- Infielder
- Born: April 26, 1913 Swoyersville, Pennsylvania, U.S.
- Died: May 15, 1998 (aged 85) Elmira, New York, U.S.
- Batted: RightThrew: Right

MLB debut
- July 12, 1938, for the Brooklyn Dodgers

Last MLB appearance
- September 7, 1938, for the Brooklyn Dodgers

MLB statistics
- Batting average: .189
- Home runs: 0
- Run batted in: 5
- Stats at Baseball Reference

Teams
- Brooklyn Dodgers (1938);

= Packy Rogers =

American baseball player (1913-1998)

Stanley Frank "Packy" Rogers, born Hazinski (April 26, 1913 – May 15, 1998), was an American professional baseball player, manager and scout.
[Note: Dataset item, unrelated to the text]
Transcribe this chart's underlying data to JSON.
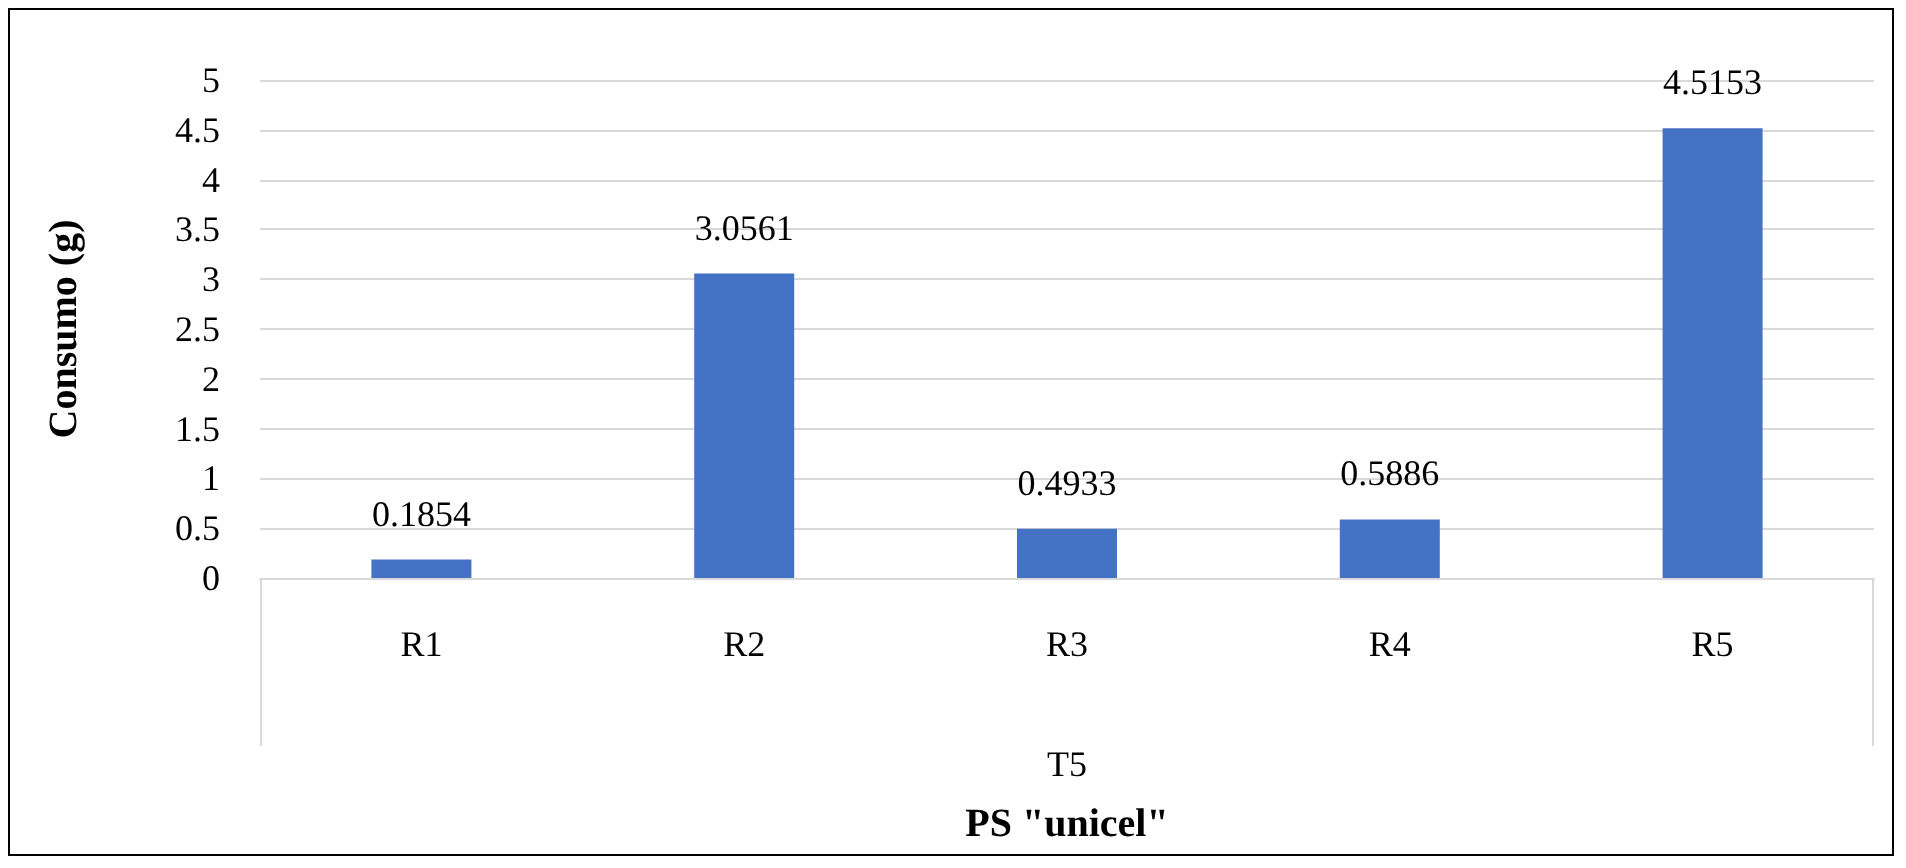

An infielder, he appeared in 23 games for the Brooklyn Dodgers. The native of Swoyersville, Pennsylvania, threw and batted right-handed, stood 5 ft 8 in tall and weighed 175 lb. He attended Fordham University.
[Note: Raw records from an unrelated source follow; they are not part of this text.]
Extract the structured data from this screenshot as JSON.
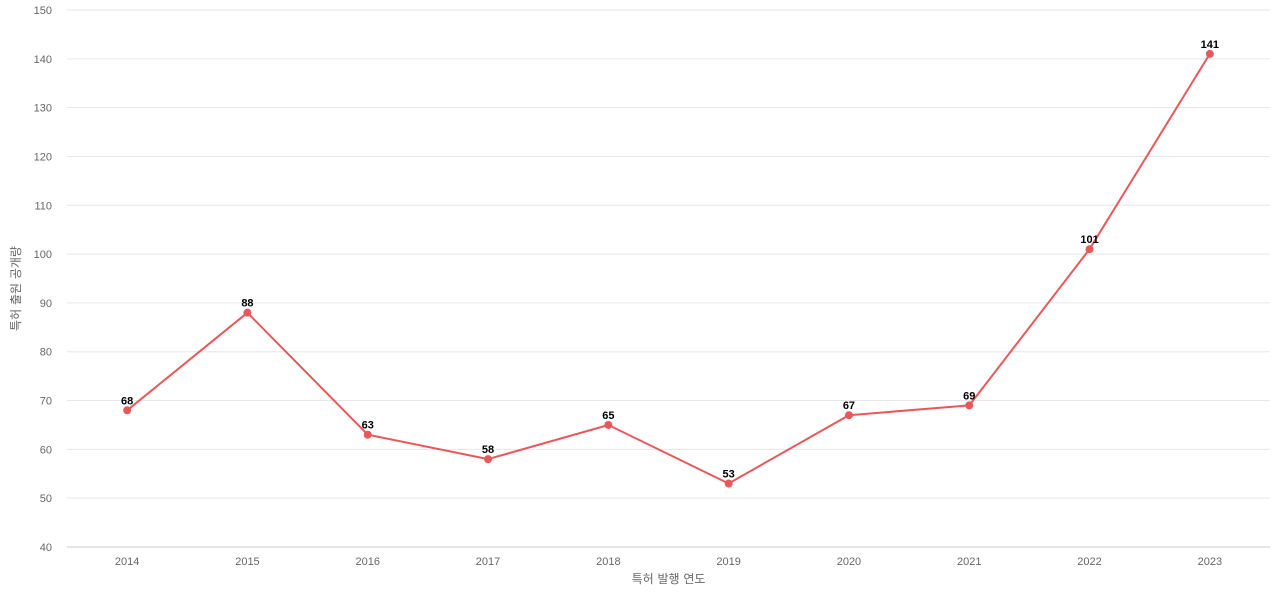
{
  "chart_data": {
    "type": "line",
    "title": "",
    "xlabel": "특허 발행 연도",
    "ylabel": "특허 출원 공개량",
    "categories": [
      "2014",
      "2015",
      "2016",
      "2017",
      "2018",
      "2019",
      "2020",
      "2021",
      "2022",
      "2023"
    ],
    "series": [
      {
        "values": [
          68,
          88,
          63,
          58,
          65,
          53,
          67,
          69,
          101,
          141
        ],
        "color": "#e8585a"
      }
    ],
    "ylim": [
      40,
      150
    ],
    "yticks": [
      40,
      50,
      60,
      70,
      80,
      90,
      100,
      110,
      120,
      130,
      140,
      150
    ],
    "grid": true,
    "data_labels": true,
    "legend": "none"
  }
}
Rogers' professional career began in 1936 included all or parts of 14 seasons as an active player. During his 23-game stint with Brooklyn, he collected seven hits, with three of them coming in his MLB debut on July 12, 1938, against the New York Giants at Ebbets Field. Rogers, the Dodgers' starting third baseman that day, hit two singles and a triple with three runs batted in, collected a base on balls, and scored a run, as Brooklyn defeated its arch-rivals, 13–5.

Rogers served in the United States Navy in the Pacific during World War II, then managed in the low levels of the minor leagues, from 1947 to 1959. He also scouted for the Minnesota Twins, beginning in 1960 when the franchise was still the Washington Senators. He died in Elmira, New York, at age 85.